The eight burghers soon returned, among them a young man who was nursing a wounded man on the farm. In the night we went into the veld with a small brother of his, who rode a mule, and returned in the morning to watch the enemy’s movements from the roof of the house. My horse was so ill with horse-sickness that it shook under me. The enemy suddenly appeared on the long bult (hill) along which I had come the day before. I carried my saddle into the house and fled into the veld. From behind an ant-hill I watched the enemy shooting my poor sick horse. They passed by me several times, but at last I was discovered, and had to give up my beloved Mauser without a chance of defending myself. My two companions escaped. This happened on April 3, 1901.
Fortunately, I fell into the hands of decent khakies who did not insist on examining my old veld-shoes that I was using as a money-box, so I was able to keep my precious four pounds. They took from me only a few trifles by way of curiosities, and said I was sure to be robbed of them sooner or later by the soldiers in the camp. I was told that I could congratulate myself that I was made prisoner, as many columns were coming down upon us from all directions, so that we would be obliged to surrender that very day. I answered that the war had given sufficient proof that their expectations were not always realized.
When the officers of the guard were told that I was taken under arms, a curt order was given to ‘Let him walk.’ When I protested and pointed out that I was a prisoner of war and not a criminal, I was treated with consideration as an ordinary soldier. I was taken by Babington’s force.
The following day the waggon lager arrived at Tafelkop, and the cavalry that had been sent on to capture our lager joined the camp minus any prisoners. When the enemy’s lager arrived at Potchefstroom a week later, it brought along seventeen or eighteen ‘hands-uppers,’ one ambulance doctor, several families, and one prisoner of war. Six of the ‘hands-uppers’ told me that the whole month we were camped at Tafelkop they had hidden from us in their bedrooms so as not to be obliged to break their oath of neutrality.
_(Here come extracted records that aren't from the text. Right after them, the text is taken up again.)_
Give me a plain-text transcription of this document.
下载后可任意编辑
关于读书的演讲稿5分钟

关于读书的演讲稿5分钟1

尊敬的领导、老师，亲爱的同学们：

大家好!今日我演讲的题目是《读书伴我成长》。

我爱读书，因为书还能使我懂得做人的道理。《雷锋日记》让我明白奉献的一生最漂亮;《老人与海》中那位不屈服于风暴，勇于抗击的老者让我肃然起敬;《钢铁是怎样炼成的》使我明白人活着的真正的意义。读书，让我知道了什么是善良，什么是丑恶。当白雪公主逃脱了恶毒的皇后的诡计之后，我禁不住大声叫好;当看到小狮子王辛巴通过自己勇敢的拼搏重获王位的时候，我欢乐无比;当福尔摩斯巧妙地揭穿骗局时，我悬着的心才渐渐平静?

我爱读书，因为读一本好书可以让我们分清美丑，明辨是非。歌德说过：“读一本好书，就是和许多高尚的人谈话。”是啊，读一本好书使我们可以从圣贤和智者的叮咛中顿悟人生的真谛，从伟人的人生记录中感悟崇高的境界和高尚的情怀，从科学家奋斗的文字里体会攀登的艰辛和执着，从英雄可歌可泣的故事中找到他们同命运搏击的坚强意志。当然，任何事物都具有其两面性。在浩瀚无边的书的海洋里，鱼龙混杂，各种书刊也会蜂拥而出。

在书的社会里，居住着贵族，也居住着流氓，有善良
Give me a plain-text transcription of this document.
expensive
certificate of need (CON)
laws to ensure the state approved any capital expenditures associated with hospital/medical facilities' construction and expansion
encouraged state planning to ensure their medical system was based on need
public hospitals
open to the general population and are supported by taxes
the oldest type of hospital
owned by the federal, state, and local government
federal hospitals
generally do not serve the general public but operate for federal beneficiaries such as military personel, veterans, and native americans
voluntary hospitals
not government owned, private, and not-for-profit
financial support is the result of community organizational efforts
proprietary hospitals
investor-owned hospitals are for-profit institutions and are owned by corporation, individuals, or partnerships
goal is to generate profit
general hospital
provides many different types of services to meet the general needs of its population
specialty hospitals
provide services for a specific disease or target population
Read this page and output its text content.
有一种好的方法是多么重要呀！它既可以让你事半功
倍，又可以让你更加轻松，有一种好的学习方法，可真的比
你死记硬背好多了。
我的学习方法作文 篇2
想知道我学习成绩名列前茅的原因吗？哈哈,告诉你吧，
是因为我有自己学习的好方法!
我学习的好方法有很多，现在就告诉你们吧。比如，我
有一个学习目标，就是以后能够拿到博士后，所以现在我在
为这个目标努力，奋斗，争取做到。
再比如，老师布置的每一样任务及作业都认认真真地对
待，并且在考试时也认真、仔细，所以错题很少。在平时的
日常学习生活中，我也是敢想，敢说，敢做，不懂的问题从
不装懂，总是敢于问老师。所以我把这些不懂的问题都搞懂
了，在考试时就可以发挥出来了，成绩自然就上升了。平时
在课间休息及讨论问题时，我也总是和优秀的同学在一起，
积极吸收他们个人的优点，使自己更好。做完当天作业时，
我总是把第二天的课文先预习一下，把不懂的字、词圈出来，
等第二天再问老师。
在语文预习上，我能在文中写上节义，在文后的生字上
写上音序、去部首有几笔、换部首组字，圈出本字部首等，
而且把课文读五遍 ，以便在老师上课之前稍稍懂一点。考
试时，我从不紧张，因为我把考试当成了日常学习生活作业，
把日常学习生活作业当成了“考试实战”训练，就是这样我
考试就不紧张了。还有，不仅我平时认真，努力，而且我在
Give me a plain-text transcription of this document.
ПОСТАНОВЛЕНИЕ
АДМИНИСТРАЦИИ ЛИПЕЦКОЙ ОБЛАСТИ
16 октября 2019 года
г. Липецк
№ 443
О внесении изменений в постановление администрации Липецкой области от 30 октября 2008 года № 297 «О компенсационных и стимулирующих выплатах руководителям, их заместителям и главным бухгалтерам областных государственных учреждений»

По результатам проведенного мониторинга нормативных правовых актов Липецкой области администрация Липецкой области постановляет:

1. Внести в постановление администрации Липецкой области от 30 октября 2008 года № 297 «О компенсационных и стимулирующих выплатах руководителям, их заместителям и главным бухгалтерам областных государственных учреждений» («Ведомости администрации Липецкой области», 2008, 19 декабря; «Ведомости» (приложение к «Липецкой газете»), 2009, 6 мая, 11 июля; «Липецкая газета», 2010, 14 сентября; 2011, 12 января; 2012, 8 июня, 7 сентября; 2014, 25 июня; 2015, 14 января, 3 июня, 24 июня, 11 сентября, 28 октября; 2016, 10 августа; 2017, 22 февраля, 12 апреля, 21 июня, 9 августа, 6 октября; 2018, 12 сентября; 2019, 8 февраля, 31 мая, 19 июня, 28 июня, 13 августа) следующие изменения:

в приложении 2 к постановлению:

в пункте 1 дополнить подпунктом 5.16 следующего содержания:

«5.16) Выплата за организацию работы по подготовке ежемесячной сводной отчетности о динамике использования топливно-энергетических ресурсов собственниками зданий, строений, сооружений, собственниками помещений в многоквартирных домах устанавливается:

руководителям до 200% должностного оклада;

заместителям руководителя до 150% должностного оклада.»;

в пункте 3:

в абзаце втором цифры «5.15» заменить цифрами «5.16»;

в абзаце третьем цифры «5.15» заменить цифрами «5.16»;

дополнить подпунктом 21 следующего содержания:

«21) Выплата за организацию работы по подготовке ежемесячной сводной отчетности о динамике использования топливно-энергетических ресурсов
I came across an old acquaintance of mine in the lager—Phister, who had served under Commandant Boshoff. I knew that he had been wounded in the leg at the Battle of Stompies and taken by our men to Rietpan. On the trek from Ventersdorp to Potchefstroom I discovered him lying on his back in the blazing sun on an open trolley, near to Potchefstroom; he shouted to me that he had had nothing to eat during the whole of the eighteen hours’ trek.
In Potchefstroom our trolley, with the twelve ‘hands-uppers,’ the ambulance doctor, and myself, was sent in the direction of the prison. People came towards us from all directions. Some women called out to us: ‘Why were you so stupid as to let yourselves be caught?’ Others inquired, weeping, after husbands and sons.